(ESO public domain photograph)
One of the complaints commonly leveled against science focuses on its tendency toward reductionism, toward leaving us with a disenchanted cosmos. Stars are no longer gods, but spheres of burning gas. We know about photosynthesis, but we’ve lost the dryads and hamadryads who once inhabited trees. I’m not altogether sure that I share the complaint or even agree with or sympathize with it, but here it is in three interesting poetic expressions:
1.
Sonnet—To Science
Science! true daughter of Old Time thou art!
Who alterest all things with thy peering eyes.

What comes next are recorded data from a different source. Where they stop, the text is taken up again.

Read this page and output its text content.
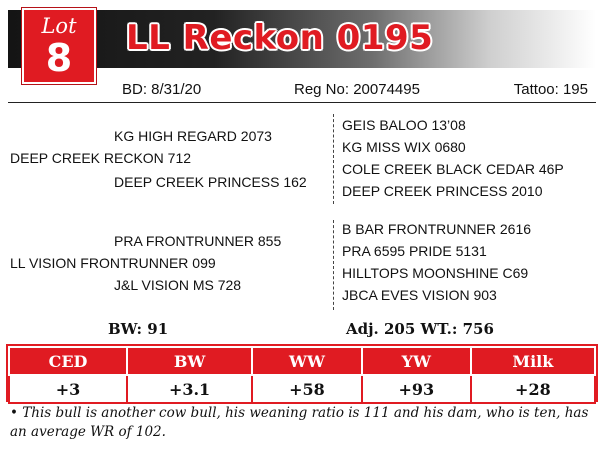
Lot
8	LL Reckon 0195
BD: 8/31/20	Reg No: 20074495	Tattoo: 195
KG HIGH REGARD 2073
DEEP CREEK RECKON 712
DEEP CREEK PRINCESS 162
GEIS BALOO 13’08
KG MISS WIX 0680
COLE CREEK BLACK CEDAR 46P
DEEP CREEK PRINCESS 2010
PRA FRONTRUNNER 855
LL VISION FRONTRUNNER 099
J&L VISION MS 728
B BAR FRONTRUNNER 2616
PRA 6595 PRIDE 5131
HILLTOPS MOONSHINE C69
JBCA EVES VISION 903
BW: 91	Adj. 205 WT.: 756
CED	BW	WW	YW	Milk
+3	+3.1	+58	+93	+28
• This bull is another cow bull, his weaning ratio is 111 and his dam, who is ten, has an average WR of 102.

Why preyest thou thus upon the poet’s heart,
Vulture, whose wings are dull realities?
How should he love thee? or how deem thee wise,
Who wouldst not leave him in his wandering
To seek for treasure in the jewelled skies,
Albeit he soared with an undaunted wing?
Hast thou not dragged Diana from her car,
And driven the Hamadryad from the wood
To seek a shelter in some happier star?
Hast thou not torn the Naiad from her flood,
The Elfin from the green grass, and from me
The summer dream beneath the tamarind tree?
— Edgar Allan Poe
2.
The Horrid Voice of Science
“There’s machinery in the
butterfly;
There’s a mainspring to the bee;
There’s hydraulics to a daisy,
And contraptions to a tree.
“If we could see the birdie
That makes the chirping sound
With x-ray, scientific eyes,
We could see the wheels go round.”
And I hope all men
Who think like this
Will soon lie
Underground.
— Vachel Lindsay
3.
When I Heard the Learn’d Astronomer
When I heard the learn’d astronomer,
When the proofs, the figures, were ranged in columns before me,
When I was shown the charts and diagrams, to add, divide,
and measure them,
When I sitting heard the astronomer where he lectured with
much applause in the lecture-room,
How soon unaccountable I became tired and sick,
Till rising and gliding out I wander’d off by myself,
In the mystical moist night-air, and from time to time,
Look’d up in perfect silence at the stars.